Lyrically, Travis doesn’t vary much from two main topics: sex and drugs. They often coincide. For instance, on “Codeine Vision” he states that he has “your ex-girl buying codeine for Christmas.” Some tracks are more vague in which topic they portray. On “Psychedelic Funk”, for example, Travis talks about the various drugs he has consumed before moves on to speak about girls on Tumblr. He makes little attempt to connect these disparate subjects. However, other tracks, like “Sip That Shit”, dedicated almost entirely to codeine consumption, are incredibly focused. Despite overall lyrical simplicity, there are several outliers, such as “Miss Me When I’m Gone”, which is at its core a love song, or “For the Love of $”, which narrates a murder Travis claims he has committed, and the guilt and paranoia he feels afterwards.

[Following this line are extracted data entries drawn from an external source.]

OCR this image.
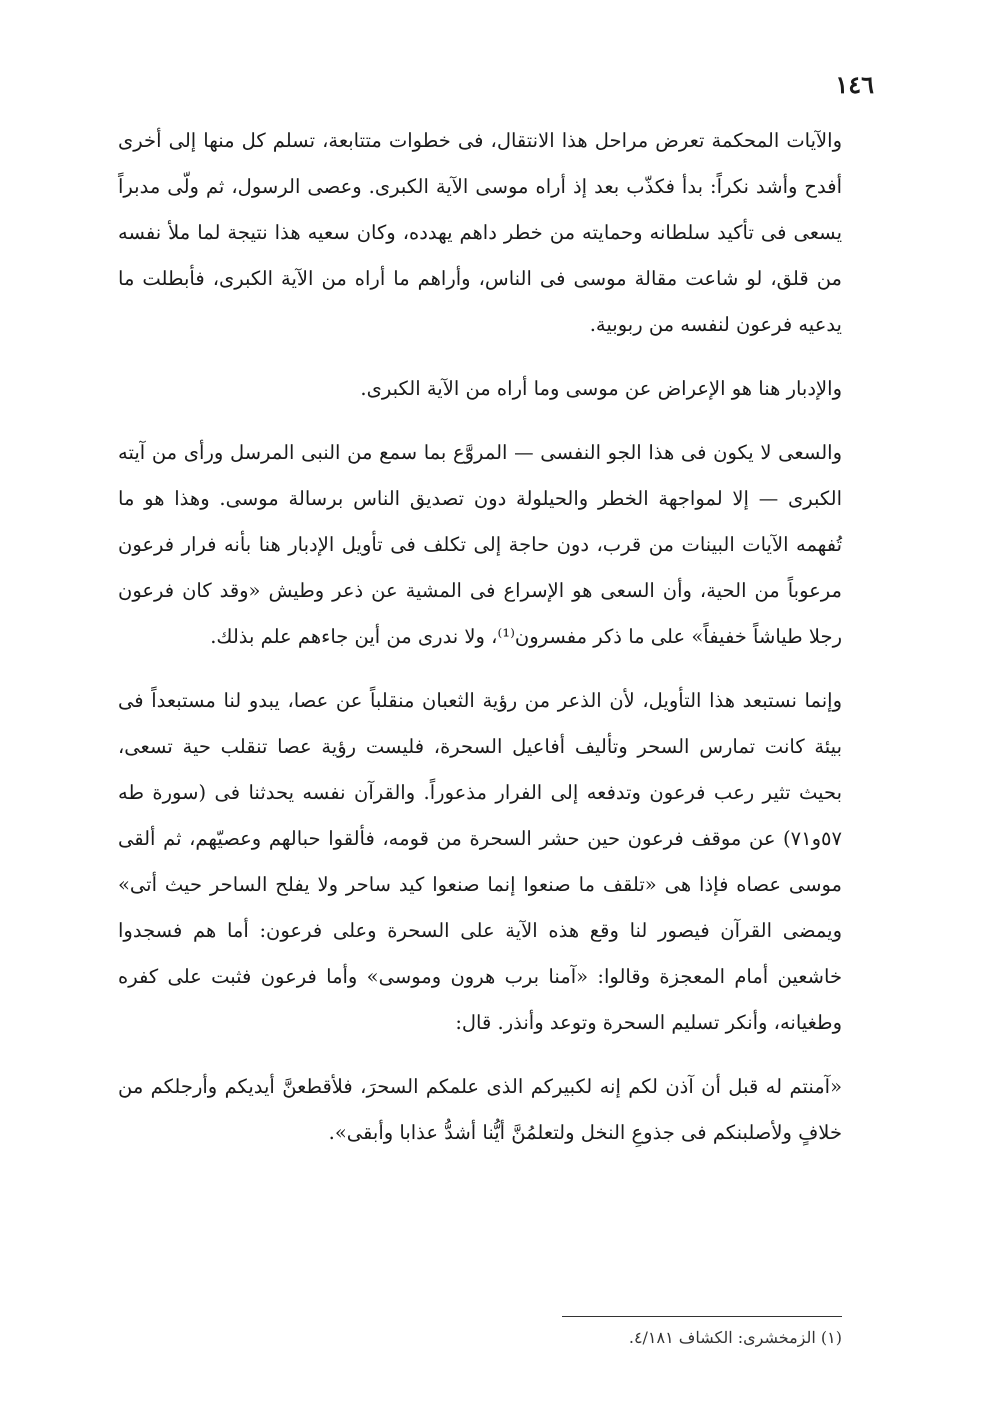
١٤٦

والآيات المحكمة تعرض مراحل هذا الانتقال، فى خطوات متتابعة، تسلم كل منها إلى أخرى أفدح وأشد نكراً: بدأ فكذّب بعد إذ أراه موسى الآية الكبرى. وعصى الرسول، ثم ولّى مدبراً يسعى فى تأكيد سلطانه وحمايته من خطر داهم يهدده، وكان سعيه هذا نتيجة لما ملأ نفسه من قلق، لو شاعت مقالة موسى فى الناس، وأراهم ما أراه من الآية الكبرى، فأبطلت ما يدعيه فرعون لنفسه من ربوبية.

والإدبار هنا هو الإعراض عن موسى وما أراه من الآية الكبرى.

والسعى لا يكون فى هذا الجو النفسى — المروَّع بما سمع من النبى المرسل ورأى من آيته الكبرى — إلا لمواجهة الخطر والحيلولة دون تصديق الناس برسالة موسى. وهذا هو ما تُفهمه الآيات البينات من قرب، دون حاجة إلى تكلف فى تأويل الإدبار هنا بأنه فرار فرعون مرعوباً من الحية، وأن السعى هو الإسراع فى المشية عن ذعر وطيش «وقد كان فرعون رجلا طياشاً خفيفاً» على ما ذكر مفسرون⁽¹⁾، ولا ندرى من أين جاءهم علم بذلك.

وإنما نستبعد هذا التأويل، لأن الذعر من رؤية الثعبان منقلباً عن عصا، يبدو لنا مستبعداً فى بيئة كانت تمارس السحر وتأليف أفاعيل السحرة، فليست رؤية عصا تنقلب حية تسعى، بحيث تثير رعب فرعون وتدفعه إلى الفرار مذعوراً. والقرآن نفسه يحدثنا فى (سورة طه ٥٧و٧١) عن موقف فرعون حين حشر السحرة من قومه، فألقوا حبالهم وعصيّهم، ثم ألقى موسى عصاه فإذا هى «تلقف ما صنعوا إنما صنعوا كيد ساحر ولا يفلح الساحر حيث أتى» ويمضى القرآن فيصور لنا وقع هذه الآية على السحرة وعلى فرعون: أما هم فسجدوا خاشعين أمام المعجزة وقالوا: «آمنا برب هرون وموسى» وأما فرعون فثبت على كفره وطغيانه، وأنكر تسليم السحرة وتوعد وأنذر. قال:

«آمنتم له قبل أن آذن لكم إنه لكبيركم الذى علمكم السحرَ، فلأقطعنَّ أيديكم وأرجلكم من خلافٍ ولأصلبنكم فى جذوعِ النخل ولتعلمُنَّ أيُّنا أشدُّ عذابا وأبقى».

(١) الزمخشرى: الكشاف ٤/١٨١.
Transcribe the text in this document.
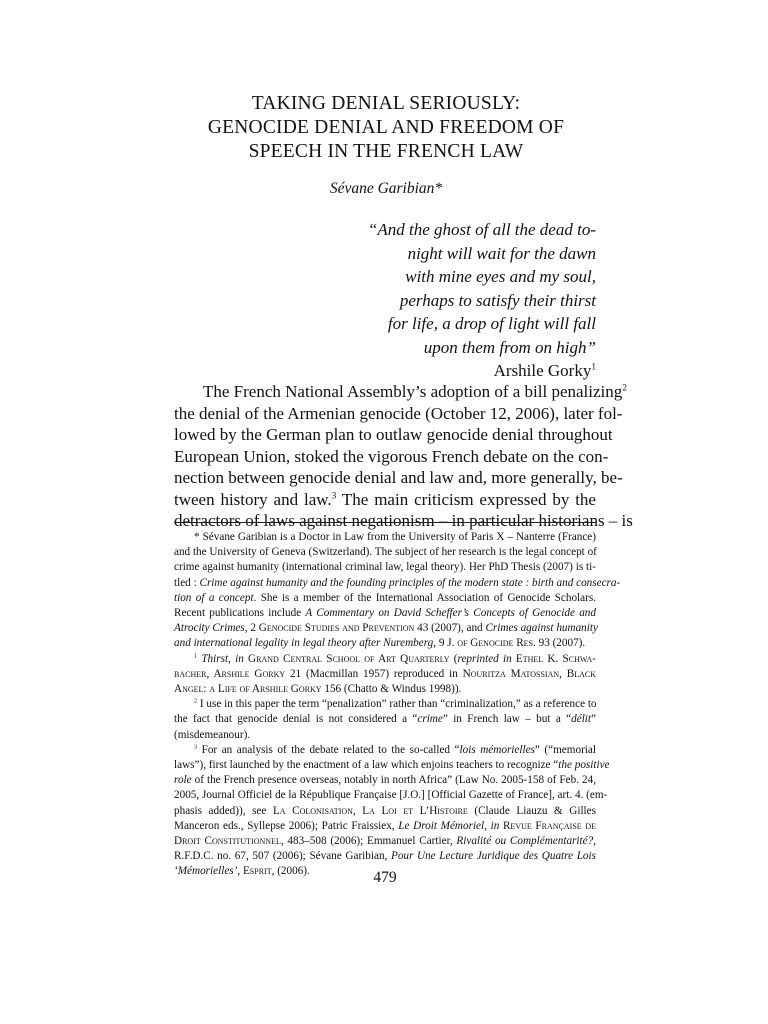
TAKING DENIAL SERIOUSLY:
GENOCIDE DENIAL AND FREEDOM OF
SPEECH IN THE FRENCH LAW
Sévane Garibian*
“And the ghost of all the dead to-
night will wait for the dawn
with mine eyes and my soul,
perhaps to satisfy their thirst
for life, a drop of light will fall
upon them from on high”
Arshile Gorky$^1$
The French National Assembly’s adoption of a bill penalizing$^2$
the denial of the Armenian genocide (October 12, 2006), later fol-
lowed by the German plan to outlaw genocide denial throughout
European Union, stoked the vigorous French debate on the con-
nection between genocide denial and law and, more generally, be-
tween history and law.$^3$ The main criticism expressed by the
detractors of laws against negationism – in particular historians – is
* Sévane Garibian is a Doctor in Law from the University of Paris X – Nanterre (France)
and the University of Geneva (Switzerland). The subject of her research is the legal concept of
crime against humanity (international criminal law, legal theory). Her PhD Thesis (2007) is ti-
tled : Crime against humanity and the founding principles of the modern state : birth and consecra-
tion of a concept. She is a member of the International Association of Genocide Scholars.
Recent publications include A Commentary on David Scheffer’s Concepts of Genocide and
Atrocity Crimes, 2 Genocide Studies and Prevention 43 (2007), and Crimes against humanity
and international legality in legal theory after Nuremberg, 9 J. of Genocide Res. 93 (2007).
$^1$ Thirst, in Grand Central School of Art Quarterly (reprinted in Ethel K. Schwa-
bacher, Arshile Gorky 21 (Macmillan 1957) reproduced in Nouritza Matossian, Black
Angel: a Life of Arshile Gorky 156 (Chatto & Windus 1998)).
$^2$ I use in this paper the term “penalization” rather than “criminalization,” as a reference to
the fact that genocide denial is not considered a “crime” in French law – but a “délit”
(misdemeanour).
$^3$ For an analysis of the debate related to the so-called “lois mémorielles” (“memorial
laws”), first launched by the enactment of a law which enjoins teachers to recognize “the positive
role of the French presence overseas, notably in north Africa” (Law No. 2005-158 of Feb. 24,
2005, Journal Officiel de la République Française [J.O.] [Official Gazette of France], art. 4. (em-
phasis added)), see La Colonisation, La Loi et L’Histoire (Claude Liauzu & Gilles
Manceron eds., Syllepse 2006); Patric Fraissiex, Le Droit Mémoriel, in Revue Française de
Droit Constitutionnel, 483–508 (2006); Emmanuel Cartier, Rivalité ou Complémentarité?,
R.F.D.C. no. 67, 507 (2006); Sévane Garibian, Pour Une Lecture Juridique des Quatre Lois
‘Mémorielles’, Esprit, (2006).	479
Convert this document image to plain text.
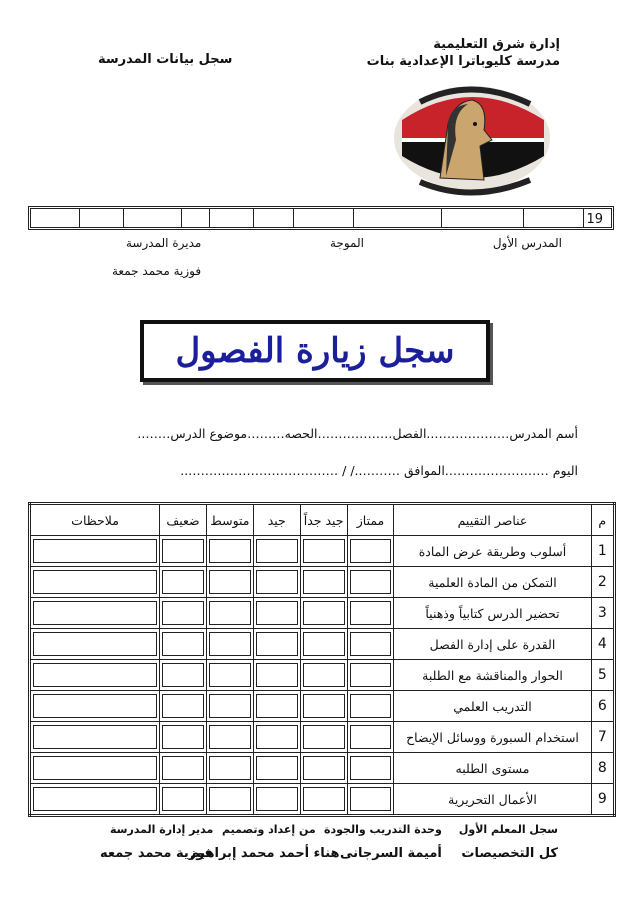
إدارة شرق التعليمية
مدرسة كليوباترا الإعدادية بنات
سجل بيانات المدرسة
19
المدرس الأول
الموجة
مديرة المدرسة
فوزية محمد جمعة
سجل زيارة الفصول
أسم المدرس………………..الفصل………………الحصه………موضوع الدرس……..
اليوم …………………….الموافق ………../ / ………………………………..
م	عناصر التقييم	ممتاز	جيد جداً	جيد	متوسط	ضعيف	ملاحظات
1	أسلوب وطريقة عرض المادة	

2	التمكن من المادة العلمية	

3	تحضير الدرس كتابياً وذهنياً	

4	القدرة على إدارة الفصل	

5	الحوار والمناقشة مع الطلبة	

6	التدريب العلمي	

7	استخدام السبورة ووسائل الإيضاح	

8	مستوى الطلبه	

9	الأعمال التحريرية	

سجل المعلم الأول
وحدة التدريب والجودة
من إعداد وتصميم
مدير إدارة المدرسة
كل التخصيصات
أميمة السرجانى
هناء أحمد محمد إبراهيم
فوزية محمد جمعه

Travis’ verses generally have a relaxed, off-beat flow, although he manages to couple the tone of his raps with that of his beats. On “Players Palace”, Travis slurs his verses extra slowly, while other tracks, like “When We Ride”, come off as downright aggressive. Many of the guest artists on the mixtape rap with similar flow, but several have very different sounds. Kris Henry’s verse on “Balance” stands out as his flow is more on-beat and reminiscent of newer East Coast artists, such as The Underachievers and Joey Bada$$. Another interesting feature on the mixtape is the rare exposure of female rapper Amber London and her verse on “When We Ride”, although her lines cut through the busy instrumental.

The beats on Codeine & Pizza are mostly mixtures of atmospheric elements and classic “dirty south” or “trap” style production. Heavy, drawn-out 808 bass drums appear on almost every song and it seems that most use other staples of trap beats as well, such as snare rolls and super-fast hihats. “Drugs” and “Codeine Vision” use ambient, spacey chords to invoke the feelings of a drug trip. “For the Love of $” includes reverb-laden jazz samples. Generally, slow-downs and tempo changes are used throughout the mixtape, with some acting as short accents while others last for entire verses. “Tokyo” includes multiple tempo and pitch changes, peppering other DJ effects, such as repeats and vinyl stops. This is a common theme on Codeine & Pizza, with almost every song including some kind of special effect.

Codeine & Pizza is an enjoyable listen for an open-minded hip hop fan, especially one who is familiar with the older “dirty south” sound of the early 2000’s. While someone trying to get into rap music for the first time might find it distasteful, Chris Travis’ 2012 mixtape includes plenty of interesting details that anyone could sink his or her teeth into. Despite the simple lyrics and occasional wonky flow, in Travis’ words, you can “vibe with it.”